Mars is a business that has been around for more than 100 years. The company has lasted that long because of its ability to emotionally connect with consumers on a human level, Graham insists.

“AI is there to enable that, not replace it,” he adds.

Skills for the future

While ensuring brands are on the right platforms and using new tech effectively, another vital piece of the puzzle for Mars is talent.

“The talent profile of the marketer in the future is going to change dramatically,” Graham argues, citing the need to balance digital nativity with strong creativity.

For aspiring CMOs, Graham’s best piece of advice is that “experiences matter”. This means gaining skills across the demand functions – meaning marketing, sales and digital.

“So, when they finally have an ambition to get to my job they’re going to be so well served, versus coming up in a very linear path,” he says.

Having been at Mars for more than 24 years, Graham spent time in sales before moving to marketing leadership.
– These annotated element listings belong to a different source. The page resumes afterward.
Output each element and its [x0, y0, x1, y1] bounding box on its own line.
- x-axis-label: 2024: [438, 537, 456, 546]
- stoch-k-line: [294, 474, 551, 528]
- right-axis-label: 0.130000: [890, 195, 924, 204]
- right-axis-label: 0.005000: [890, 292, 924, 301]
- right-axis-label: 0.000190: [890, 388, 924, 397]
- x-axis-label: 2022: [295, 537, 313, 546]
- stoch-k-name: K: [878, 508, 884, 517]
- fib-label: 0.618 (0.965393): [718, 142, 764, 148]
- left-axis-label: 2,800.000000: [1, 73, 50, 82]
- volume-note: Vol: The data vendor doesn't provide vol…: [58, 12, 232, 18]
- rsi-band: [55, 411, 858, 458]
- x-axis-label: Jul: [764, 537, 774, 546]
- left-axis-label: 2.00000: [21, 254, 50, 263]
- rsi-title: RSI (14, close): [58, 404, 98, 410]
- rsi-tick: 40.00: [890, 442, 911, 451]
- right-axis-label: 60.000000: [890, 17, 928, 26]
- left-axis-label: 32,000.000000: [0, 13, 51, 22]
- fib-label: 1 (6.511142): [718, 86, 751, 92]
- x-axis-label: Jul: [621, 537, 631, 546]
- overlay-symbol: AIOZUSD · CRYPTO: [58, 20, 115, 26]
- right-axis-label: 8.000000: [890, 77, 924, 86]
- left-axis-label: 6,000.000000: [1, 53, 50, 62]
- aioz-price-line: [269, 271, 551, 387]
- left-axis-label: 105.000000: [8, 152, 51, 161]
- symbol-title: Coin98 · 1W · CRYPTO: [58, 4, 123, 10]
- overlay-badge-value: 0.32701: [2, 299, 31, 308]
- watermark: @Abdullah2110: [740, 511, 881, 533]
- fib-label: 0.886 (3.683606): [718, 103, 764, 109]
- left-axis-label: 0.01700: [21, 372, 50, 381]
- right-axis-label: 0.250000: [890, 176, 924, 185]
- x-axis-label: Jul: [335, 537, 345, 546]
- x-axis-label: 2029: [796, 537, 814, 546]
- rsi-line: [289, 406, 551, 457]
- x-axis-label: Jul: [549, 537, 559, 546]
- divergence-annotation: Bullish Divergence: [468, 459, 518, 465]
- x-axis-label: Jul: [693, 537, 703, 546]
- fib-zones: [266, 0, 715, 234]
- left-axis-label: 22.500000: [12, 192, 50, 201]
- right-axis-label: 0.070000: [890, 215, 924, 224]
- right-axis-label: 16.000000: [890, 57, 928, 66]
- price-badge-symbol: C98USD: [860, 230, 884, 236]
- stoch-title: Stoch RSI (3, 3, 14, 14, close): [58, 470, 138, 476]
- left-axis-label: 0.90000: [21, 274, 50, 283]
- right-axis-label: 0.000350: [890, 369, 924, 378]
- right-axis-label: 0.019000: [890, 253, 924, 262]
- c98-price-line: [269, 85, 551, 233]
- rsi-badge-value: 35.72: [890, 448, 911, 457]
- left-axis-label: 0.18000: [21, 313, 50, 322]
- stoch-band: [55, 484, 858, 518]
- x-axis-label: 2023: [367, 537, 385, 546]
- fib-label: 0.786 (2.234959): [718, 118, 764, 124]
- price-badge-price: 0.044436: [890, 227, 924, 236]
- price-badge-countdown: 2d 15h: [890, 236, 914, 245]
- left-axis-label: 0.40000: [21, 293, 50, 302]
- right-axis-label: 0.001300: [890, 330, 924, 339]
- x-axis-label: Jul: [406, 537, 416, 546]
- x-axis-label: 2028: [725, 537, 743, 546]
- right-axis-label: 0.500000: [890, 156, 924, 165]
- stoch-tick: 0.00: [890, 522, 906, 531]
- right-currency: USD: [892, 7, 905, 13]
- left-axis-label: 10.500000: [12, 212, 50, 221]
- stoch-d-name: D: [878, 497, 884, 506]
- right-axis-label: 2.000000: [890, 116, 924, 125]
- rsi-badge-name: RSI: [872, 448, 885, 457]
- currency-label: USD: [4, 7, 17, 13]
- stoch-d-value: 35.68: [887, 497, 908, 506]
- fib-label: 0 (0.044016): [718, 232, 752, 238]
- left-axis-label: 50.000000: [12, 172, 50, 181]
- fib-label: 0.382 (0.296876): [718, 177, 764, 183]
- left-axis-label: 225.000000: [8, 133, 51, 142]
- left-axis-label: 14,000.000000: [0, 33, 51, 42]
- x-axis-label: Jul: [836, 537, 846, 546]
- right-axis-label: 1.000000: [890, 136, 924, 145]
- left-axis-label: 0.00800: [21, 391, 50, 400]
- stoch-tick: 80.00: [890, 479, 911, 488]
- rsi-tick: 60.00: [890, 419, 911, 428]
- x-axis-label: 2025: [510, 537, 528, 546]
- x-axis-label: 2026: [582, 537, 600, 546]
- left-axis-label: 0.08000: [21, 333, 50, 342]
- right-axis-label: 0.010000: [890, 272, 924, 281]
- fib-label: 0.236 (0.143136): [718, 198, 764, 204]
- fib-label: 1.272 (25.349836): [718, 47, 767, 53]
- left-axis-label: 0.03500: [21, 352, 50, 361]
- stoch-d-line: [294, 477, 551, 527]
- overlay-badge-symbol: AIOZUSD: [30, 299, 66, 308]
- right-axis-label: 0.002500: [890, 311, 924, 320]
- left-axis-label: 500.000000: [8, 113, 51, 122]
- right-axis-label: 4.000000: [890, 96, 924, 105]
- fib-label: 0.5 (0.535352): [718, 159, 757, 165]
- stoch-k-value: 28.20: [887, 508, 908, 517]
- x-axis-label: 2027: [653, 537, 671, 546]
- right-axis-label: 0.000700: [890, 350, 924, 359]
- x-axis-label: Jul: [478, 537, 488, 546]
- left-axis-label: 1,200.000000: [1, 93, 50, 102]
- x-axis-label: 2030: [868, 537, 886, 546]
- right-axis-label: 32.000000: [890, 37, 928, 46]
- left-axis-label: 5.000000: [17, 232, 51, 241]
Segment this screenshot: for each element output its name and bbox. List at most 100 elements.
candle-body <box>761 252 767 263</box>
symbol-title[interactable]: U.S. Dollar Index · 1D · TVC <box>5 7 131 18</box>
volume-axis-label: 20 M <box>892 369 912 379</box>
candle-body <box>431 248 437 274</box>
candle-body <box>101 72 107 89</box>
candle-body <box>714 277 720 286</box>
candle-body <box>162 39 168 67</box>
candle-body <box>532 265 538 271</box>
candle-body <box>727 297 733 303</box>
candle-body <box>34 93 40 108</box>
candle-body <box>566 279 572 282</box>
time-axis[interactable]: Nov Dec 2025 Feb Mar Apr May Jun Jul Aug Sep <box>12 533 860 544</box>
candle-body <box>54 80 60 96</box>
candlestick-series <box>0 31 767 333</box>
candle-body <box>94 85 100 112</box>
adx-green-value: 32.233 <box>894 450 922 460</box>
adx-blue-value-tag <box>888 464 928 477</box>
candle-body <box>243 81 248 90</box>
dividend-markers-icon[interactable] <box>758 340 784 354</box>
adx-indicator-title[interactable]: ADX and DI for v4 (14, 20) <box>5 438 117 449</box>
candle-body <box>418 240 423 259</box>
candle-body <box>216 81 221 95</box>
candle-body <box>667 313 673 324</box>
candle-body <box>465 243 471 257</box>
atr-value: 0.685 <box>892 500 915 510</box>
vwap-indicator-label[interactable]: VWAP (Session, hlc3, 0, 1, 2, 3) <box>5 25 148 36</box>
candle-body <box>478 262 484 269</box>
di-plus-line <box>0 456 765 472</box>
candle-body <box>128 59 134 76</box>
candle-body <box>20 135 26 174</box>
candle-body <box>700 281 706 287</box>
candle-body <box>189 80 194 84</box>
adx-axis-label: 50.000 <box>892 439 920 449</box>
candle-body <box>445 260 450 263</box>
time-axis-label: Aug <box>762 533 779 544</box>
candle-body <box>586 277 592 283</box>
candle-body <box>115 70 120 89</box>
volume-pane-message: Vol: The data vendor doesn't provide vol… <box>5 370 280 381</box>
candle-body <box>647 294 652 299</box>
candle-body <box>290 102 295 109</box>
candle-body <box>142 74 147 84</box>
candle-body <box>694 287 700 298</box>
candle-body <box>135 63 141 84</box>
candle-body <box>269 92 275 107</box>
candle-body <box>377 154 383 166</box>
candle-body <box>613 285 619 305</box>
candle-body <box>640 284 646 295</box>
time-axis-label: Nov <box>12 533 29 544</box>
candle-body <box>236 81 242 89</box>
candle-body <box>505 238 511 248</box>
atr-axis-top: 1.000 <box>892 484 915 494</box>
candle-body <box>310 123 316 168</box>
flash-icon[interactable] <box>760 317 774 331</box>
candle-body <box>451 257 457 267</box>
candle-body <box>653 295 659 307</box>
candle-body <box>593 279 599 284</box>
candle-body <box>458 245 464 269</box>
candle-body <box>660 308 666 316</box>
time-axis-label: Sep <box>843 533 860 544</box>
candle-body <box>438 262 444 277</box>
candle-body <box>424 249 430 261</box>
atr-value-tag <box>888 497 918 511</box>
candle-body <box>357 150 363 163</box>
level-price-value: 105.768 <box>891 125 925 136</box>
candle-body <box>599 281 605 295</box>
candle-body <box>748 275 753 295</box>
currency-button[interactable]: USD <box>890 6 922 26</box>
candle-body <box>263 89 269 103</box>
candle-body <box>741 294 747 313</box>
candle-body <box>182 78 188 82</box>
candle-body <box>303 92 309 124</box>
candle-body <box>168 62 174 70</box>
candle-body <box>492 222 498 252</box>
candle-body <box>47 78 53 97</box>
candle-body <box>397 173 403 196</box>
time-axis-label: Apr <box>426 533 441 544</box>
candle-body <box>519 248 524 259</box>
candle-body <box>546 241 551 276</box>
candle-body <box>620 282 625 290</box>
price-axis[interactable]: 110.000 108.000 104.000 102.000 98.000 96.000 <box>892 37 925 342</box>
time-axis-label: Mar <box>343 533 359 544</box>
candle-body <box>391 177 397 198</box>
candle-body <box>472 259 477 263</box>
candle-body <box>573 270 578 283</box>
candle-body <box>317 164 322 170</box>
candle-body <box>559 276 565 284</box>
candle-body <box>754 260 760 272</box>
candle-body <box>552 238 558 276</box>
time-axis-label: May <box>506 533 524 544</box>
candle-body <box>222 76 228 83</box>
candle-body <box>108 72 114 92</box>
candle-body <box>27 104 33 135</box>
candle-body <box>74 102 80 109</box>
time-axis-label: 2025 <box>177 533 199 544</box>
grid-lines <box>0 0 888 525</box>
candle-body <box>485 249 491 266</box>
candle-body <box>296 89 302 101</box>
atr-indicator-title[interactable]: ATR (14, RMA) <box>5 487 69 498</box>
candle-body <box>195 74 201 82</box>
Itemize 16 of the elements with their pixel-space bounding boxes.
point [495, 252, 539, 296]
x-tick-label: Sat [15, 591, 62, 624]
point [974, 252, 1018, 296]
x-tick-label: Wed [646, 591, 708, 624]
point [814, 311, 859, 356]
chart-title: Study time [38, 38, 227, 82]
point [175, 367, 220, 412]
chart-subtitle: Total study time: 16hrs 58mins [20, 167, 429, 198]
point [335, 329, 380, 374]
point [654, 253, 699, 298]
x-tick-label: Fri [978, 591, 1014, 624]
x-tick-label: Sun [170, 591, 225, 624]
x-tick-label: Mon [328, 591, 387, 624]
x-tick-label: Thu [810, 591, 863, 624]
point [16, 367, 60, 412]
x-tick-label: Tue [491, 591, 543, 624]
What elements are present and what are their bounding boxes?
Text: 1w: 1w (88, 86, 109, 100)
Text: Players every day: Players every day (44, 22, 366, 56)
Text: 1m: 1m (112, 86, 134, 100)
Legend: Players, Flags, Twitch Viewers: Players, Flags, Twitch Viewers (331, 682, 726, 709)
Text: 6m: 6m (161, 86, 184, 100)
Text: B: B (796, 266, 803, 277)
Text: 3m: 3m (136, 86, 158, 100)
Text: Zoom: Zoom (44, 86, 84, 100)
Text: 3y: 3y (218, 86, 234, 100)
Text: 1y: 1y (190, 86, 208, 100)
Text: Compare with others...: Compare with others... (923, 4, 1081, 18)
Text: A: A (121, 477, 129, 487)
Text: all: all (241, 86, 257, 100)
There’s no shortcut to gaining experience, a perspective he emphasises when speaking to young talent.

To drive real credibility inside an organisation like ours, in any organisation, you need to be growth focused.

Matt Graham, Mars

As well as encouraging junior marketers to gain that breadth of experience, Mars has an internal capabilities programme aimed at equipping its marketers with the skills to thrive.

“To drive real credibility inside an organisation like ours, in any organisation, you need to be growth focused,” he says.

Embedding this growth mindset in the organisation involves Mars’ senior marketers sharing their experiences, as well as teaching more junior colleagues the company’s ‘Laws of Growth’ principles. Every single person working in demand at the business must go through that mandatory training, the intention being to embed sustainable brand-building across the organisation. These sorts of initiatives provide Graham with personal satisfaction.

“The best satisfaction in this job is seeing the growth in individuals above anything else,” he says.